The functioning of two child care institutes (CCI) in Tauru, Nuh district, has come under the scanner after an inquiry report into their functioning by the Haryana State Commission for Protection of Child Rights (HSCPCR) flagged violations of the Juvenile Justice Act (JJ Act).
The 11-page report, a copy of which is with the Hindustan Times, was submitted to the women and child development (WCD) director on Monday. The inspection was done on July 16 by an HSCPCR team, headed by its chairperson Jyoti Bainda.
Prime among the violations flagged by the report are that the two CCIs—Orphan In Need and Deepalaya Children Home — allegedly did not maintain files, no procedure was followed while shifting children to CCIs and no child was placed for adoption.
The commission has now recommended that the WCD set up a high-level committee to look into the functioning of these homes and the NGOs to ascertain their genuineness. It has also recommended that the charge of CWC-Nuh be handed over to the CWC of adjoining districts for the duration of the enquiry to ensure documents cannot be tampered with. Additionally, the HSCPCR had demanded that the background of all children residing at the two CCis be verified and they be shifted to other centres.
Meanwhile, the CCI management has dismissed all charges, saying their documentation was immaculate.
Bainda she found that the Nuh CWC and district child protection unit (DCPU) were sending children from different states to CCIs without informing the state child rights commission, which is a violation of Section 58 of the JJ Act.
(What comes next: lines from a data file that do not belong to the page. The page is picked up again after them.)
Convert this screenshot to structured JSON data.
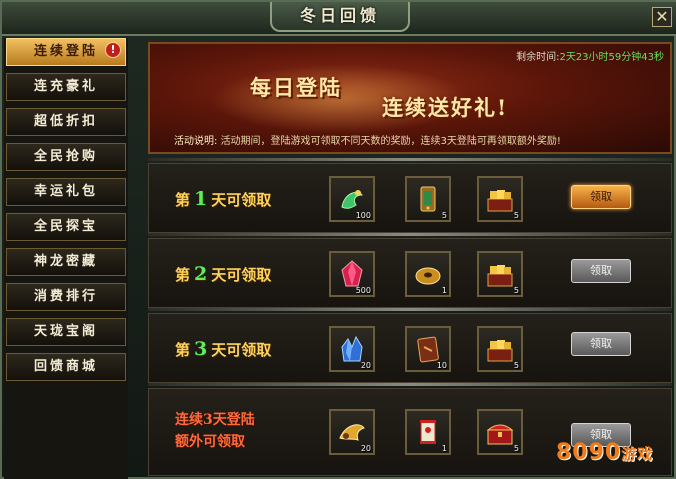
{
  "window": {
    "title": "冬日回馈",
    "close_glyph": "✕"
  },
  "sidebar": {
    "items": [
      {
        "label": "连续登陆",
        "active": true,
        "alert": "!"
      },
      {
        "label": "连充豪礼",
        "active": false
      },
      {
        "label": "超低折扣",
        "active": false
      },
      {
        "label": "全民抢购",
        "active": false
      },
      {
        "label": "幸运礼包",
        "active": false
      },
      {
        "label": "全民探宝",
        "active": false
      },
      {
        "label": "神龙密藏",
        "active": false
      },
      {
        "label": "消费排行",
        "active": false
      },
      {
        "label": "天珑宝阁",
        "active": false
      },
      {
        "label": "回馈商城",
        "active": false
      }
    ]
  },
  "banner": {
    "headline_left": "每日登陆",
    "headline_right": "连续送好礼!",
    "timer_label": "剩余时间:",
    "timer_value": "2天23小时59分钟43秒",
    "desc_label": "活动说明:",
    "desc_text": "活动期间，登陆游戏可领取不同天数的奖励，连续3天登陆可再领取额外奖励!"
  },
  "rows": [
    {
      "title_prefix": "第",
      "title_num": "1",
      "title_suffix": "天可领取",
      "items": [
        {
          "icon": "jade-dragon-icon",
          "count": "100"
        },
        {
          "icon": "treasure-plaque-icon",
          "count": "5"
        },
        {
          "icon": "gold-ingot-chest-icon",
          "count": "5"
        }
      ],
      "button": {
        "label": "领取",
        "state": "active"
      }
    },
    {
      "title_prefix": "第",
      "title_num": "2",
      "title_suffix": "天可领取",
      "items": [
        {
          "icon": "red-crystal-icon",
          "count": "500"
        },
        {
          "icon": "gold-coin-icon",
          "count": "1"
        },
        {
          "icon": "gold-ingot-chest-icon",
          "count": "5"
        }
      ],
      "button": {
        "label": "领取",
        "state": "disabled"
      }
    },
    {
      "title_prefix": "第",
      "title_num": "3",
      "title_suffix": "天可领取",
      "items": [
        {
          "icon": "blue-crystal-icon",
          "count": "20"
        },
        {
          "icon": "skill-book-icon",
          "count": "10"
        },
        {
          "icon": "gold-ingot-chest-icon",
          "count": "5"
        }
      ],
      "button": {
        "label": "领取",
        "state": "disabled"
      }
    },
    {
      "title_line1": "连续3天登陆",
      "title_line2": "额外可领取",
      "items": [
        {
          "icon": "golden-wing-icon",
          "count": "20"
        },
        {
          "icon": "scroll-icon",
          "count": "1"
        },
        {
          "icon": "red-treasure-chest-icon",
          "count": "5"
        }
      ],
      "button": {
        "label": "领取",
        "state": "disabled"
      }
    }
  ],
  "watermark": {
    "text_num": "8090",
    "text_cn": "游戏"
  },
  "colors": {
    "active_button": "#f7b24a",
    "disabled_button": "#9a9a9a",
    "timer_green": "#67e05a",
    "day_number_green": "#5bf05a",
    "title_gold": "#ffd35a"
  }
}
At CCI Orphan In Need, nearly 42km from Gurugram, the team found that documentation was lacking, no child was placed for adoption, guardians of many children had not appeared before the CWC/DCPU and only Muslim children were lodged in one of the homes, Bainda said.
“There were 55 children in the home, 25 were reported to be enrolled in schools but no supporting documents were presented. The remaining children were reportedly receiving tuition on campus, for which only two teachers were engaged,” Bainda said.
Though the home was registered on December 12, 2017 for five years, they allegedly did not present any registration certificate for the NGO and the management committee was not constituted as per sub-section 2 of Section 53 of the Act.
“The CCI has adequate infrastructure, but there’s no approach road,” Bainda said, adding that the centre is three kilometers off the main road.
Another major issue was the files allegedly had an affidavit of surrender by the guardian and the affidavit had objectionable clauses. “Among the clauses were—Guardian not to hold NGO responsible in case of injury/death of child; admission of child in CCI at guardian’s own risk and responsibility; home will not be held responsible in case the child runs away,” Bainda said.
Bainda said that the CWC and DCPU officials also gave conflicting statements on absence of documents for transfer from Palwal.
Chairperson of CWC, Nuh Mohammadi, refuted the claims stating, “Most of the homes have minor issues and they can be rectified. We have met the guardians of the children who are orphan and the allegations are baseless.”
Anish Musa (40) founder of Orphan in Need, said, “The files are maintained as per the CWC direction; we are trapped in a fight between HSCPCR and CWC. The children are Muslims as they are from Nuh.”
Several violations were also reported from another CCI Deepalaya, in Gurbethi village of Tauru.
Rahul Sharma, in-charge of the home, said there were violations but he has updated all the files and completed documentation and submitted the same to the CWC. There are 60 children in this home.